Sarah fought to become that Sarah who was able benevolently to look on.
‘It lasted ten years. Then he died.’ Now she believed that the younger Sarah had taken herself off, back into some dark corner. ‘I don’t look back on my pursuit of love after that with much admiration for myself. I was so immature, you see. I was never prepared to settle for the sensible – you know, a widow with two young children should look for a father for her children.’
He snorted a kind of amusement. Then, ‘A real romantic. Who would have thought it? Well, actually, yes, I did, I really did.’
‘And I am walking on a lovely afternoon with a man who is besotted, may I use that word? – with a phantom.’

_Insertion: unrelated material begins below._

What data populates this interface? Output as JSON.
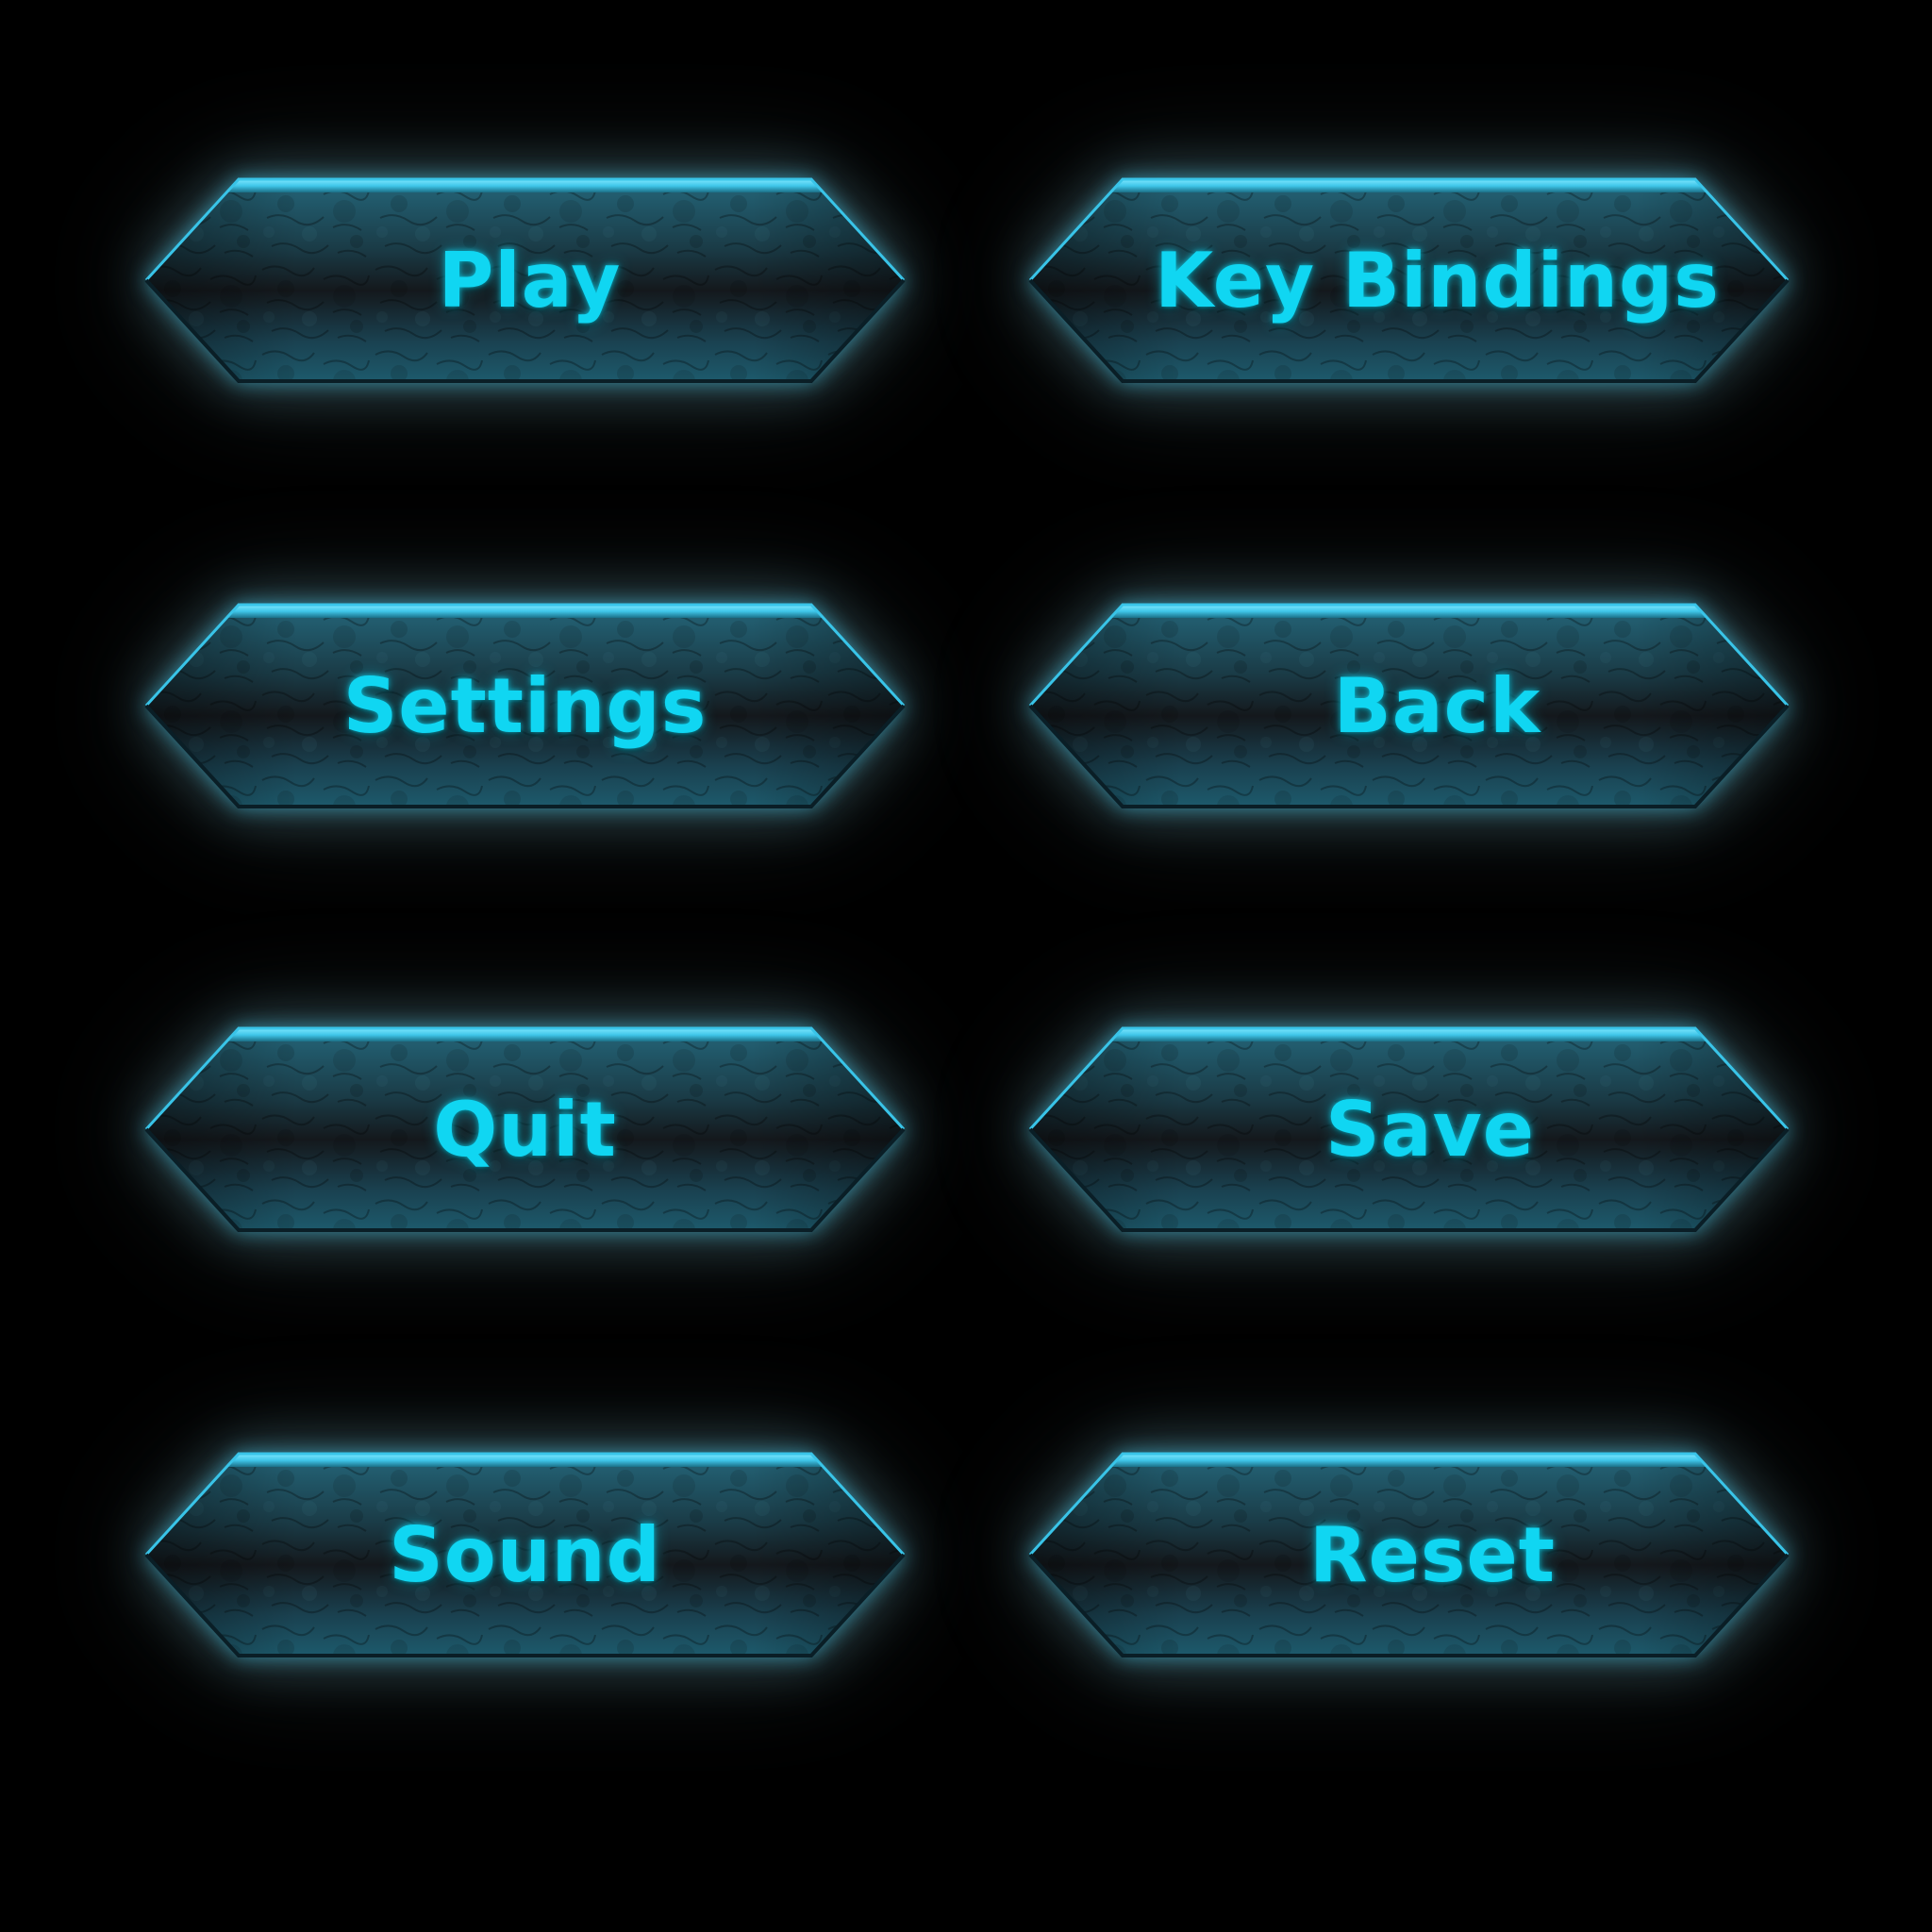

‘She is no phantom,’ he said gravely.
In front of them the shrubs were thinning: an open space was imminent, showing through the branches.
She heard herself sigh, and he sighed too.
‘Sarah! Do you imagine I don’t know how all this sounds? I am not so mad that…give me some credit.’ They stood on the edge of a vast lawn, glimmering a strong green in yellow light. ‘For a time I believed I was possessed. I even considered going off to be exorcised – but for that kind of thing to work, surely you have to believe in it? But I’m afraid I don’t believe that some Tom, Dick, or Harry of a priest can deal with…Someone no better than I am? Nonsense. And then I began to do a lot of reading, and I found that Julie is that side of myself that was never allowed to live. The Jungians have a word for it. My anima. What’s in a word? It seems to me all that kind of thing amounts to – well, not much more than the pleasures of definition. Why is a word like that useful when you are experiencing…? All I know is that if she walked towards me now I wouldn’t be in the least surprised.’